Note that Correction coefficient applies only to the continuous value category and Accuracy only to the discrete category
Kappa statistic:
The Kappa statistical index has the degree of difference between the classification results of the classifier and the random classification. K=1 indicates that the classifier is completely different from random classification, K=0 indicates that the classifier is identical with random classification (i.e., the classifier has no effect), and K=-1 indicates that the classification is worse than random classification. Generally speaking, the results of the Kappa statistical index are positively correlated with the AUC index and accuracy of the classifier, so the closer the value is to 1, the better.
Mean Absolute error:
This indicator is used to evaluate the difference between the predicted value and the actual value. The degree to which the measured values are close to each other is called precision. Precision is expressed by deviation, which refers to the difference between the measured value and the average value. The smaller the deviation, the higher the precision.

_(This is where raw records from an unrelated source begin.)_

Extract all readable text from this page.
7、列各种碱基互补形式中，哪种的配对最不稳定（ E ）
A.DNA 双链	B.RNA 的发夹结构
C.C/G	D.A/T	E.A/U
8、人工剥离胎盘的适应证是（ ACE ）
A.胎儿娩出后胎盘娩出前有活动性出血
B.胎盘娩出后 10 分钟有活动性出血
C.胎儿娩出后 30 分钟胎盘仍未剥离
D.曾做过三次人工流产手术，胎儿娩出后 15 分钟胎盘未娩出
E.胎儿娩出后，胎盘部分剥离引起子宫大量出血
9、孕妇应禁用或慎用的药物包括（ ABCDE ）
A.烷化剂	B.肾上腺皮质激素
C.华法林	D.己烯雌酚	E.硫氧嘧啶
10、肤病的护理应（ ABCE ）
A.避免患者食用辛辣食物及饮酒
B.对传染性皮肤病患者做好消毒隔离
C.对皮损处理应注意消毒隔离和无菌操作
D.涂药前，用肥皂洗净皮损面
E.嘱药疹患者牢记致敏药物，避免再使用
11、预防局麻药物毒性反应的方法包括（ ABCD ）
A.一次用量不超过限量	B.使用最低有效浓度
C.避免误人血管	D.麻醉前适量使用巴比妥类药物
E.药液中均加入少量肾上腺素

Root mean square Error: RMSE:
The square root of the mean sum of squares with weighted residuals as a numerical indicator for measuring accuracy under certain conditions. The mean error is a numerical measure of observation accuracy, also known as “standard deviation” or “root-mean-square difference”. The square root of a number in the square of a set of true errors under the same observation conditions. Since the true error is not easy to find, the observed correction usually obtained by the least square method is used to replace the true error. It’s the square root of the square root of the deviation between the observed value and the truth value and the ratio of the observed number n. The mean error is not equal to the true error, it is just a representative value of a set of true errors. The mean error reflects the accuracy of the group of observed values. Therefore, the mean error is usually called the mean error of the observed values.
Coverage of cases:
The coverage of the case, which is the coverage of all instances by the classification rules used by the classifier, the higher the percentage, the more effective the rule is.